I have had a request from some clients to have the swf loaded on their server, so that their customers dont have to be transferred to my server to login; i.e. from the user's point of view it looks like they are logging in from theirsite.com instead of mysite.com

I tried something really simple, and that was to give them a html wrapper to host on their site. The only modification that I made was to change the "src" var to:

"src", "https://www.mysite.com/app/myapp.swf" and embed src="https://www.mysite.com/app/myapp.swf"

To my surprise, this worked perfectly. And best of all, the service calls still seem to come from mysite.com, so I dont have to bother with modifying the crossdomain.xml file.

All good it seems.

Are there any issues or downsides to the above that I should be aware of?

+2  A: 

If you're doing an ExternalInterface calls to JavaScript in the enclosing page, this may cause a security error; since the SWF from your domain shouldn't be able to access HTML content served from your client's domain.

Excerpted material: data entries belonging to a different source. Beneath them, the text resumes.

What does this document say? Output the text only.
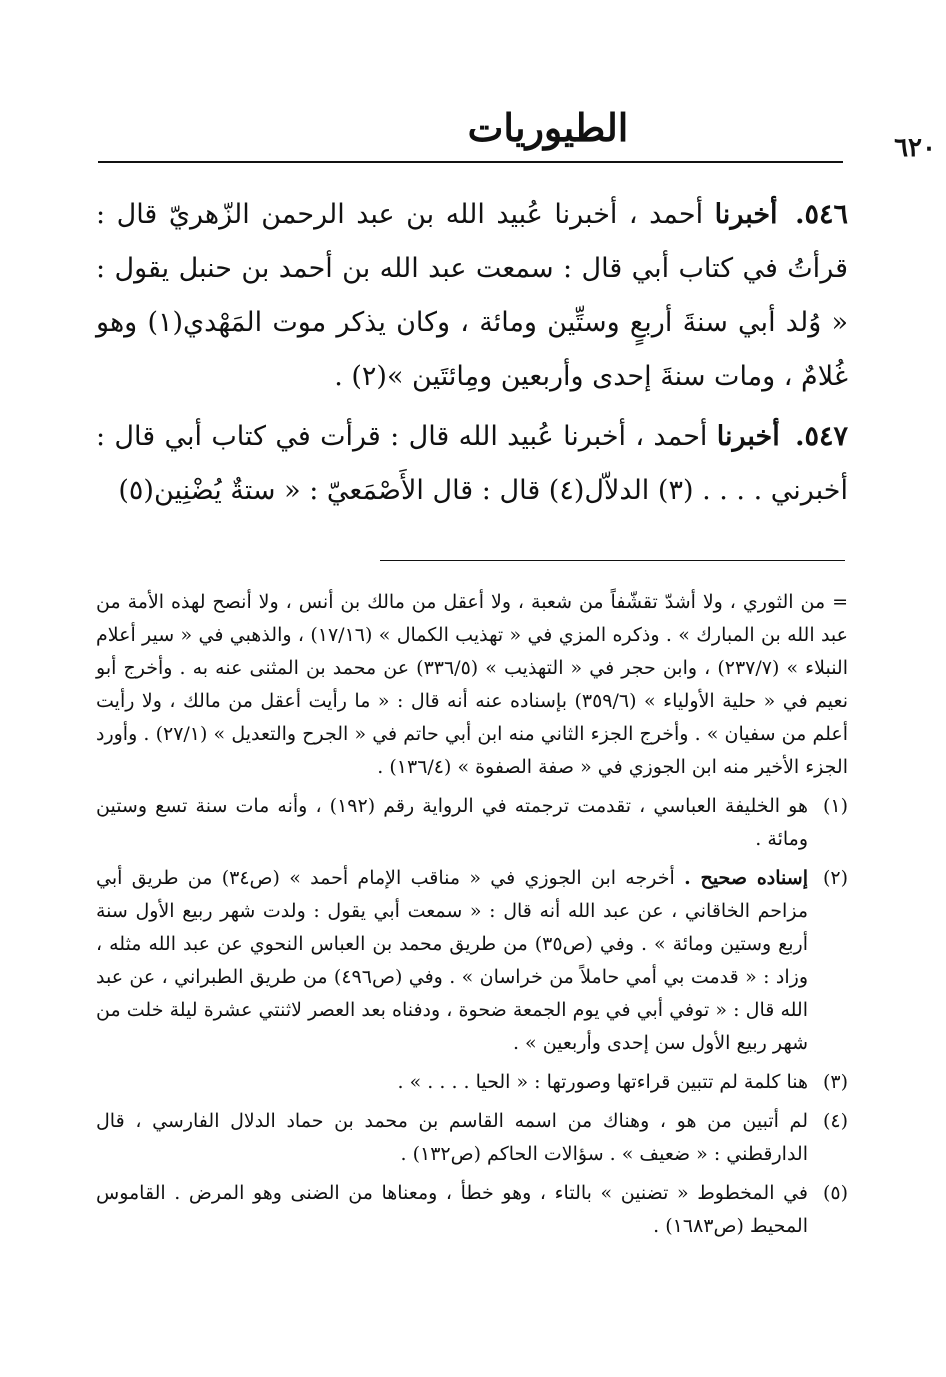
٦٢٠
الطيوريات

٥٤٦. أخبرنا أحمد ، أخبرنا عُبيد الله بن عبد الرحمن الزّهريّ قال : قرأتُ في كتاب أبي قال : سمعت عبد الله بن أحمد بن حنبل يقول : « وُلد أبي سنةَ أربعٍ وستِّين ومائة ، وكان يذكر موت المَهْدي(١) وهو غُلامٌ ، ومات سنةَ إحدى وأربعين ومِائتَين »(٢) .

٥٤٧. أخبرنا أحمد ، أخبرنا عُبيد الله قال : قرأت في كتاب أبي قال : أخبرني . . . . (٣) الدلاّل(٤) قال : قال الأَصْمَعيّ : « ستةٌ يُضْنِين(٥)

= من الثوري ، ولا أشدّ تقشّفاً من شعبة ، ولا أعقل من مالك بن أنس ، ولا أنصح لهذه الأمة من عبد الله بن المبارك » . وذكره المزي في « تهذيب الكمال » (١٧/١٦) ، والذهبي في « سير أعلام النبلاء » (٢٣٧/٧) ، وابن حجر في « التهذيب » (٣٣٦/٥) عن محمد بن المثنى عنه به . وأخرج أبو نعيم في « حلية الأولياء » (٣٥٩/٦) بإسناده عنه أنه قال : « ما رأيت أعقل من مالك ، ولا رأيت أعلم من سفيان » . وأخرج الجزء الثاني منه ابن أبي حاتم في « الجرح والتعديل » (٢٧/١) . وأورد الجزء الأخير منه ابن الجوزي في « صفة الصفوة » (١٣٦/٤) .

(١)
هو الخليفة العباسي ، تقدمت ترجمته في الرواية رقم (١٩٢) ، وأنه مات سنة تسع وستين ومائة .

(٢)
إسناده صحيح . أخرجه ابن الجوزي في « مناقب الإمام أحمد » (ص٣٤) من طريق أبي مزاحم الخاقاني ، عن عبد الله أنه قال : « سمعت أبي يقول : ولدت شهر ربيع الأول سنة أربع وستين ومائة » . وفي (ص٣٥) من طريق محمد بن العباس النحوي عن عبد الله مثله ، وزاد : « قدمت بي أمي حاملاً من خراسان » . وفي (ص٤٩٦) من طريق الطبراني ، عن عبد الله قال : « توفي أبي في يوم الجمعة ضحوة ، ودفناه بعد العصر لاثنتي عشرة ليلة خلت من شهر ربيع الأول سن إحدى وأربعين » .

(٣)
هنا كلمة لم تتبين قراءتها وصورتها : « الحيا . . . . » .

(٤)
لم أتبين من هو ، وهناك من اسمه القاسم بن محمد بن حماد الدلال الفارسي ، قال الدارقطني : « ضعيف » . سؤالات الحاكم (ص١٣٢) .

(٥)
في المخطوط « تضنين » بالتاء ، وهو خطأ ، ومعناها من الضنى وهو المرض . القاموس المحيط (ص١٦٨٣) .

I expect that is a fringe case though. Aside from that, what you're doing is not much different than what YouTube does. I've done the same thing with The Flex Show player. I don't think you'll have any issues. And I do not believe that this approach makes your app any less (or less) secure.

www.Flextras.com
The one issue that I havent got my head around yet, is that I update the swf on a regular basis. To make sure that this gets pushed to clients, I change the swf name (appending the version number), and udpate the html wrapper on my site to reflect this. I'm not quite sure how to automate this for clients though - other than me asking them to change their html wrapper each time.
JonoB
Do you update your SWF so often that browser caching is a serious issue? With an HTML page, you can do some metadata to force a refresh; but with a SWF I Do not believe that is an option. Instead of having the user request a SWF, you could send them to a script. You can use the script to deliver the most up to date version; just specify the return mimtype and return the binary swf data. [I do this on www.TheFlexShow.com with sponsorship images].
www.Flextras.com
Yup, I am updating the swf quite often - sometimes more than often than once per week. The caching was a bit of a headache, but we do force refresh with meta data (although google chrome is still a bit crap with this).If you are willing to share, I'd love to see your script that you mention above.
JonoB
A simplified version is this: <cfcontent type="image/jpeg" file="myImage.jpg"> . I see no reason you can't do <cfcontent type="application/x-shockwave-flash" file="mySWF.SWF"> . I assume other languages have similar ways of implementing the same thing.